From the Office of Governor John Lynch

CONCORD - Gov. John Lynch today criticized members of the House for giving up on New Hampshire's children, by choosing to call for yet another study instead of real action to reduce New Hampshire's high school dropout rate.

" The House majority voted today to give up on New Hampshire's children, " Governor Lynch said. " Instead of real action, the House chose yet again to ' study ' New Hampshire's dropout problem, " Gov. Lynch said. " Well, we've been studying this issue to death since at least the 1980s, if not longer, with little to show for it.

" Today, the Legislature had an opportunity to take bold action. To send a clear message that we aren't going to give up on our young people, or let them give up on themselves. To set a deadline for our state to reduce number of dropouts, instead of just talking about it, " Gov. Lynch said. " It's time we stop taking the easy way out, and stop allowing the students who need the most help to drop out. "

" But instead of putting the needs of New Hampshire's young people and economy first, the majority of House members made excuses or, in some cases, simply decided to put partisan politics first, " Gov.
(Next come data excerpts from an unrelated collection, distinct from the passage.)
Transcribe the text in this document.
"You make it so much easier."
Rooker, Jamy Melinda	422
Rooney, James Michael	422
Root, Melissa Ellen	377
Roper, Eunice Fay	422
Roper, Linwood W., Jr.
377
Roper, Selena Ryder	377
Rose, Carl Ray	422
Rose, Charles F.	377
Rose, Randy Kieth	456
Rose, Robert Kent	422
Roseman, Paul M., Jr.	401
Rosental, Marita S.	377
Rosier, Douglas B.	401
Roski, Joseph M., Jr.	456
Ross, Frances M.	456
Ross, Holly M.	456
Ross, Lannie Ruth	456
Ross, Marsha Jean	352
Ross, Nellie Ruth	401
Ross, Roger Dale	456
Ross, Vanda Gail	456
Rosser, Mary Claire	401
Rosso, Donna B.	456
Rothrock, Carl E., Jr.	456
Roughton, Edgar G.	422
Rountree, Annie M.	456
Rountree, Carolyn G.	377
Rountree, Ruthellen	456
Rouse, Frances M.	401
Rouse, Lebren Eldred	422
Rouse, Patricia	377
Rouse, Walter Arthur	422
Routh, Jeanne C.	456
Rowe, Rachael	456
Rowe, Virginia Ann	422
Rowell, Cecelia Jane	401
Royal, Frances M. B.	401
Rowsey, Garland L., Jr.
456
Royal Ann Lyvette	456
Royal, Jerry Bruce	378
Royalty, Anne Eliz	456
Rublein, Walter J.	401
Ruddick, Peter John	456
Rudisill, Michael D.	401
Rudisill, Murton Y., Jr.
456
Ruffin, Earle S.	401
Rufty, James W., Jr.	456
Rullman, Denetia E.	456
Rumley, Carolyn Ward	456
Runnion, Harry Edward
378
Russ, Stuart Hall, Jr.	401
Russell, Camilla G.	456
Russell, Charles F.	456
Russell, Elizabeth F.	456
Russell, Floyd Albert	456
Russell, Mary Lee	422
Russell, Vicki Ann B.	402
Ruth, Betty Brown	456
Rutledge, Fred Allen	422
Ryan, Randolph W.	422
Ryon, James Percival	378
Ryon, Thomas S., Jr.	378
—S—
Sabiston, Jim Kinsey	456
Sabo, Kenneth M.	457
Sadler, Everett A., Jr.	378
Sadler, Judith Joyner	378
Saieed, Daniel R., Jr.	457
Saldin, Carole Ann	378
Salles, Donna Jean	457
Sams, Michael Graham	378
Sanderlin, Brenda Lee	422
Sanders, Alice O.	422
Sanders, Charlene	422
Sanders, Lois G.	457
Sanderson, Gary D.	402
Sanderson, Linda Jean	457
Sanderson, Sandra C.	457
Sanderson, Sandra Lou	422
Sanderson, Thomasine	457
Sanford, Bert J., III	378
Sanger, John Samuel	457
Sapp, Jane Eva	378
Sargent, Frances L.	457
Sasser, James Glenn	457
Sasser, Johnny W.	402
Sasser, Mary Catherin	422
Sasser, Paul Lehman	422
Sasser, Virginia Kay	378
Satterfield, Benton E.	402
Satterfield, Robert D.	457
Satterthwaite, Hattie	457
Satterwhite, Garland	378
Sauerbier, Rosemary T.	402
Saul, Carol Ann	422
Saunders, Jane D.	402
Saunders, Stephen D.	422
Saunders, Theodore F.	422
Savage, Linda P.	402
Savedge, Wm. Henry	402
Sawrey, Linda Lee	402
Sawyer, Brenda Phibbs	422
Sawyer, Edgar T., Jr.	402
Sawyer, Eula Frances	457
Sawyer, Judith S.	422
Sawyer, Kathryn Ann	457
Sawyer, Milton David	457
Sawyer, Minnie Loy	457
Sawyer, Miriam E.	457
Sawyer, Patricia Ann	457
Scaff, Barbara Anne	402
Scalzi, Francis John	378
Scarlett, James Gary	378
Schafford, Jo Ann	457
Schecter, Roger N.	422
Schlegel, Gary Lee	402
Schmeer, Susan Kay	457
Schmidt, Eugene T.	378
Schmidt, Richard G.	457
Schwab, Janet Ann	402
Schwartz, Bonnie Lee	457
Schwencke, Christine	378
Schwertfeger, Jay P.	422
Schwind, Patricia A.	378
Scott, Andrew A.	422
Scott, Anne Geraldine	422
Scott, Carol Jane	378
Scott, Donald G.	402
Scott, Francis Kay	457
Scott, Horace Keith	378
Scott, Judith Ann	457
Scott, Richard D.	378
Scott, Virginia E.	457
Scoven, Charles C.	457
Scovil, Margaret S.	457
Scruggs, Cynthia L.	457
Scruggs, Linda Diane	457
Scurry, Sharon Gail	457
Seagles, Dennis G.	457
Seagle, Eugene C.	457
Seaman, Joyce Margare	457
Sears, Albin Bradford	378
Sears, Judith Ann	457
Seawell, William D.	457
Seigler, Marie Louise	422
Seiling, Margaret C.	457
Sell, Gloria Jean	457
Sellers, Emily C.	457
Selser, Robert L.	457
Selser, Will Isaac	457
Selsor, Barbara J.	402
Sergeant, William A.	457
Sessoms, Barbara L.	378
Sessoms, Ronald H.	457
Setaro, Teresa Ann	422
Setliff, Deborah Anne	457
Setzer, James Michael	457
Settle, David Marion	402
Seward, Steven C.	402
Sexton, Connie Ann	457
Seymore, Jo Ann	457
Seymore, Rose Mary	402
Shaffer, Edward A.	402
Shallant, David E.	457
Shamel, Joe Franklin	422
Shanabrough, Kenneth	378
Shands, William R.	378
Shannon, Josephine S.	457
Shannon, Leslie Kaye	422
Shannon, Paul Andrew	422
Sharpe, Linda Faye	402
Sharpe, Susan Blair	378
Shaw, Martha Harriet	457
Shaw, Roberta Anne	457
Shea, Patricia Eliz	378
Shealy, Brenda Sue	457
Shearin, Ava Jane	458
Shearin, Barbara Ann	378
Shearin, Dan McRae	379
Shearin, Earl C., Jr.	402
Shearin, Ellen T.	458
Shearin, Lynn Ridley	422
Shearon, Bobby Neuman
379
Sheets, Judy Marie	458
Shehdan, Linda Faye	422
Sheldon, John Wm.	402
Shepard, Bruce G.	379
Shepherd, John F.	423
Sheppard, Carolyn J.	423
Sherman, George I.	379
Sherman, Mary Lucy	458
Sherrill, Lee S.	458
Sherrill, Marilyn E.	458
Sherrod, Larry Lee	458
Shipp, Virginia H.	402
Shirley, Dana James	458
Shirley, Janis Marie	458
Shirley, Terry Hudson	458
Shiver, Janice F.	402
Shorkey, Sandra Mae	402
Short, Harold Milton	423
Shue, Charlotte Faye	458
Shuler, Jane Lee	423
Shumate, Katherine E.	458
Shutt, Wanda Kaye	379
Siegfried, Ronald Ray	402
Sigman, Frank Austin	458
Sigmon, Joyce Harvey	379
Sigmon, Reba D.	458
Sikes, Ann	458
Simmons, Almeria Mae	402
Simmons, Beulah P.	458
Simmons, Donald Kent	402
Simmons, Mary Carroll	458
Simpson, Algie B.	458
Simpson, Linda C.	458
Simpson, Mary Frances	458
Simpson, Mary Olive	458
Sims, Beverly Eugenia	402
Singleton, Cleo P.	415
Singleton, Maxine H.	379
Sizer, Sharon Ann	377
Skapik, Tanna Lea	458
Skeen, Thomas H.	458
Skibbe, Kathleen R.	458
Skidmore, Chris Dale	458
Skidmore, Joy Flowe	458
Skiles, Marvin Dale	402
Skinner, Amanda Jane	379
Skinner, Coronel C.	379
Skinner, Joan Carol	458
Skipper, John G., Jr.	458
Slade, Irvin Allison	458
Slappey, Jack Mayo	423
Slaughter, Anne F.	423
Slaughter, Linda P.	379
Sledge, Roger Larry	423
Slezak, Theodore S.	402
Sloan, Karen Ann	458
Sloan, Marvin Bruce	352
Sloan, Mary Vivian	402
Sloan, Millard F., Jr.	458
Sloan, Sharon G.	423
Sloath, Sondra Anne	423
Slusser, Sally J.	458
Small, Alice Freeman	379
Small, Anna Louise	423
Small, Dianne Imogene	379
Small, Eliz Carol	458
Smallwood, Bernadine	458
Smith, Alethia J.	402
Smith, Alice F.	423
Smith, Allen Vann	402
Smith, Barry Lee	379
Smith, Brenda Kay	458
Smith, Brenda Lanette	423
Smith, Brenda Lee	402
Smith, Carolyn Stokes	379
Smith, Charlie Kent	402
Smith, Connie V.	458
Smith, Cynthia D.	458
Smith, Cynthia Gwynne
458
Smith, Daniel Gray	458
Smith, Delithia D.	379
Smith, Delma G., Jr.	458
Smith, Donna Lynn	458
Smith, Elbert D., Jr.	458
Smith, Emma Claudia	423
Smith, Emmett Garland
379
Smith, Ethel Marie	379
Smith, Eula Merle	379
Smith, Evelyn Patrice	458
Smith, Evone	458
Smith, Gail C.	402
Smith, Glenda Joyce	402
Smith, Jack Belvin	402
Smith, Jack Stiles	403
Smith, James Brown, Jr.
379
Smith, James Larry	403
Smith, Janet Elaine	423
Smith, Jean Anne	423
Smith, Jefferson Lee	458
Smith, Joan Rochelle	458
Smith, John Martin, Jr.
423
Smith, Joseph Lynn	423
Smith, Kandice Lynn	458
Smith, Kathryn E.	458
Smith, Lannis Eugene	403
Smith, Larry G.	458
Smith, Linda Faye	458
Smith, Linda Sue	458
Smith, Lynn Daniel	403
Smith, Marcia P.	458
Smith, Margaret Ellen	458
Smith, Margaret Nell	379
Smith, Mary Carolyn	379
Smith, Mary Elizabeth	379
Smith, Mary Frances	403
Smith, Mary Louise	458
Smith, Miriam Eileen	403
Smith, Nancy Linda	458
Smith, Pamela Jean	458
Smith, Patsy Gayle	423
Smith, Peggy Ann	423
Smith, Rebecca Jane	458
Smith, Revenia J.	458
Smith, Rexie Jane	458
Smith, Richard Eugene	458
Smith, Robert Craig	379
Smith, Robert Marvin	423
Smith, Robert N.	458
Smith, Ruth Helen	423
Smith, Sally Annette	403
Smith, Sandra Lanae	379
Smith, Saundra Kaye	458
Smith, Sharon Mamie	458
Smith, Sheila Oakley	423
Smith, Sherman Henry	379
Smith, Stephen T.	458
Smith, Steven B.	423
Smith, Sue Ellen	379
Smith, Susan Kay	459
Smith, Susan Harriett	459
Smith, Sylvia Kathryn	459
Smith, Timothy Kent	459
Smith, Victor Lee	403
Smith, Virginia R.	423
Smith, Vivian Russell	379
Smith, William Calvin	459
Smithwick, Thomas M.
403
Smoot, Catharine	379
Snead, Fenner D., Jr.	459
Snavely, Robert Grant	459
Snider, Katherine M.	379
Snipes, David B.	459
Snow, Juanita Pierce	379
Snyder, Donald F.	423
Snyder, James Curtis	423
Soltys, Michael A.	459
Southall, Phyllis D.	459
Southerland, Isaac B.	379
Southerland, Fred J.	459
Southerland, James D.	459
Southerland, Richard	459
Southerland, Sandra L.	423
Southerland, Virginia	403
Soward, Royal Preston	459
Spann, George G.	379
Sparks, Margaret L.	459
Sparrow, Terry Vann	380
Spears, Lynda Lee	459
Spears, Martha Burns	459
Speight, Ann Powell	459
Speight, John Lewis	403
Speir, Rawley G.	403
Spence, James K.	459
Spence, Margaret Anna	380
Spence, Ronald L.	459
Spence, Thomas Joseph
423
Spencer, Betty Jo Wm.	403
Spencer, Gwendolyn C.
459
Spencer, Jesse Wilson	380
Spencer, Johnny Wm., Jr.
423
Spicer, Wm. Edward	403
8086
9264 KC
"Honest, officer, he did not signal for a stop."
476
Lynch said.

The House voted today against legislation, SB268, that would have raised New Hampshire's compulsory age from 16 to 18 and allowed students, parents and schools to develop alternative learning programs for students who do not succeed in traditional classroom settings. The legislation is part of an overall state strategy to reduce New Hampshire's high school dropout rate.

New Hampshire is currently spending $25 million a year on dropout prevention and recovery. In addition, Gov. Lynch recently held a summit bringing together 250 educators, business and community leaders, law enforcement and lawmakers to develop strategies for implementing the law. The legislation would have gone into effect in the 2008-2009 school year.

New Hampshire's compulsory attendance age was set at 16 in 1903.

" I will keep fighting to help every New Hampshire child get a high school diploma. We have to stop pretending that young people can get by today with the same amount of education as in 1903. It's just not true, " Gov. Lynch said.

The bipartisan legislation had broad support from business and community leaders, law enforcement and educators. The Senate approved the bill by a vote to 17-7, and the House Education Committee recommended it be passed.

Yesterday, members of House Republican Leadership, decided they were going to oppose the recommendation of the House Education Committee and push instead for a study.